Tal vez por nuestra cercanía al continente africano o quizás simplemente por un concepto cultural, en nuestra zona el consumo de hash comercial, está mas popularizado que el consumo de flores.

Debido a esto hemos tenido la oportunidad de probar desde los mejores kief sin ni siquiera prensar, hasta las “bellotas” más negras y adulteradas que podáis imaginar. Por esto queremos daros una breve guía para que podáis identificar si un hash es comercial o casero y cual es la calidad de este.

Hash comercial

¿Comercial o casero?

Ahora que están tan de moda las extracciones son muchos los que han visto un filón para colar hash comercial de dudosa procedencia cómo Ice-O-Lator o BubbleHash o Kief casero, pero… ¿Como sabes si es comercial o casero?

-Lo primero que debemos hacer para saber su procedencia, será olerlo, para ello recomendamos cerrar los ojos y procurar no pensar en nada. De esta manera nuestro recuerdos olfativos -en el caso de haber olido algo similar antes-  nos trasladaran al momento en que lo probamos por primera vez, atrayendo así los recuerdos, buenos o malos, mientras degustábamos ese hash.

– Una vez olido, abriremos el hash, con sumo cuidado para observar el grano.

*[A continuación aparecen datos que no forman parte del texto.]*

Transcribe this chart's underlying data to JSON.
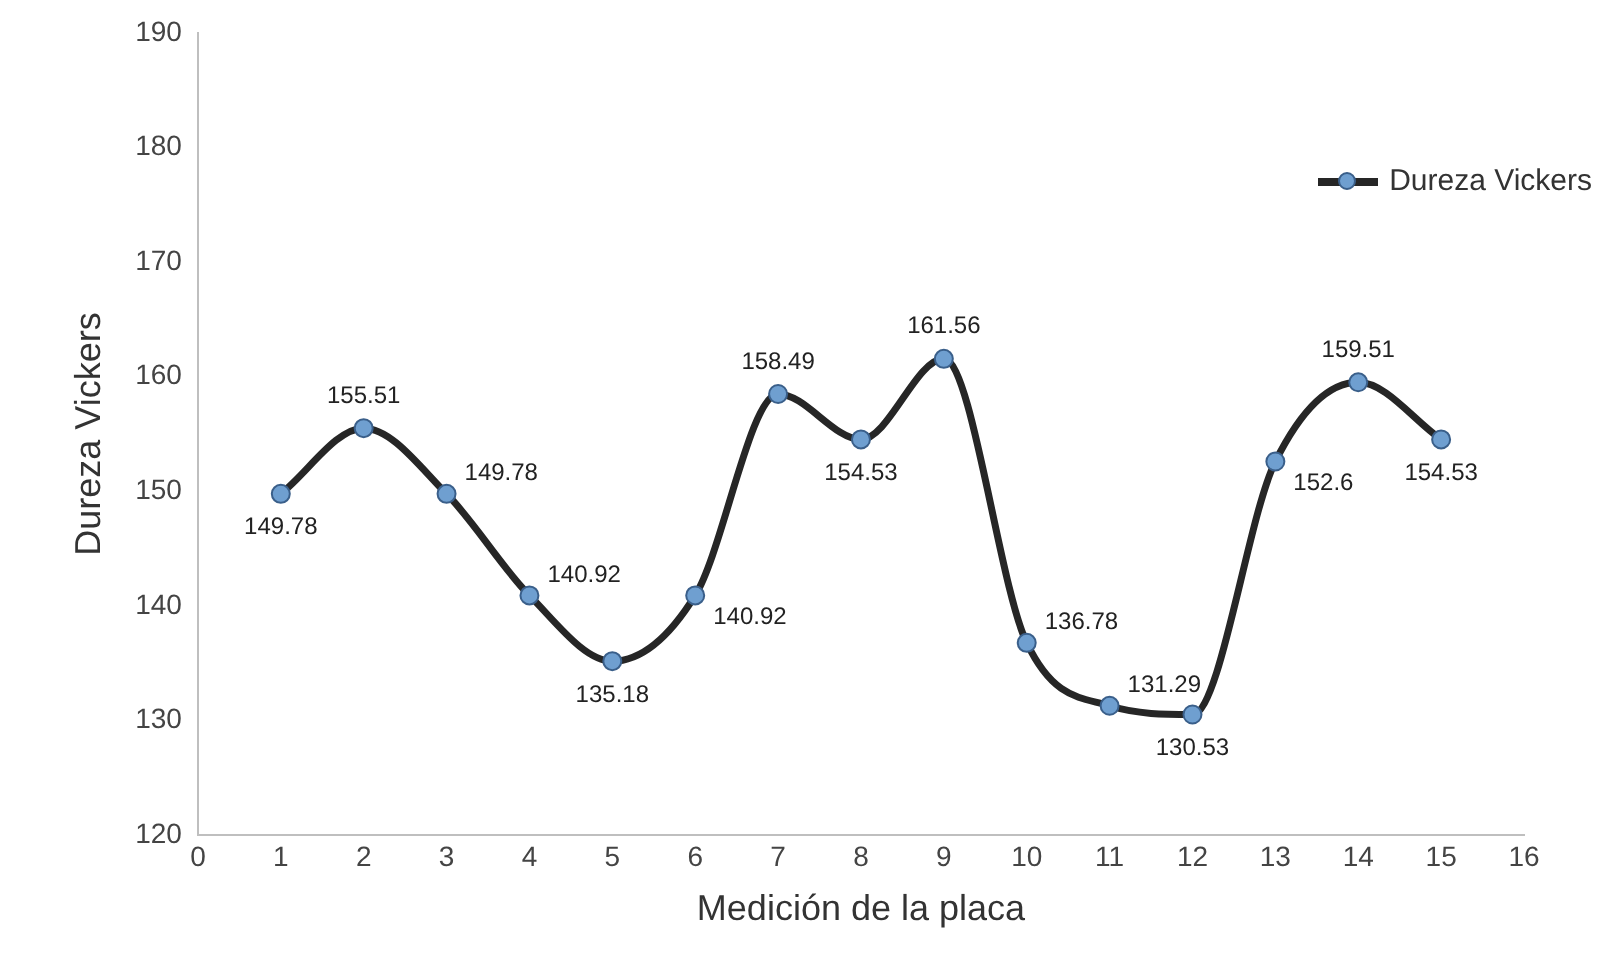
{
  "chart_data": {
    "type": "line",
    "xlabel": "Medición de la placa",
    "ylabel": "Dureza Vickers",
    "x": [
      1,
      2,
      3,
      4,
      5,
      6,
      7,
      8,
      9,
      10,
      11,
      12,
      13,
      14,
      15
    ],
    "series": [
      {
        "name": "Dureza Vickers",
        "color": "#262626",
        "values": [
          149.78,
          155.51,
          149.78,
          140.92,
          135.18,
          140.92,
          158.49,
          154.53,
          161.56,
          136.78,
          131.29,
          130.53,
          152.6,
          159.51,
          154.53
        ]
      }
    ],
    "xlim": [
      0,
      16
    ],
    "xticks": [
      0,
      1,
      2,
      3,
      4,
      5,
      6,
      7,
      8,
      9,
      10,
      11,
      12,
      13,
      14,
      15,
      16
    ],
    "ylim": [
      120,
      190
    ],
    "yticks": [
      120,
      130,
      140,
      150,
      160,
      170,
      180,
      190
    ],
    "grid": false,
    "legend": "top right",
    "marker": "circle",
    "line_style": "solid",
    "data_labels": true
  }
}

Normalmente los hash caseros los podemos pellizcar con facilidad, parecido a la plastilina, dejando ser ver los pronunciados granos, quedando una superficie porosa en el lugar del pellizco. En cambio los hash comerciales sean mas o menos duros, suelen tener un corte más plano sin mostrar apenas porosidad. Para que se entienda, el hash comercial -este mas o menos duro y sin importar su grado de frescura- tiene un corte muy parecido al de la plastilina, en cambio los hash caseros suelen tener un corte mas parecido al del queso curado.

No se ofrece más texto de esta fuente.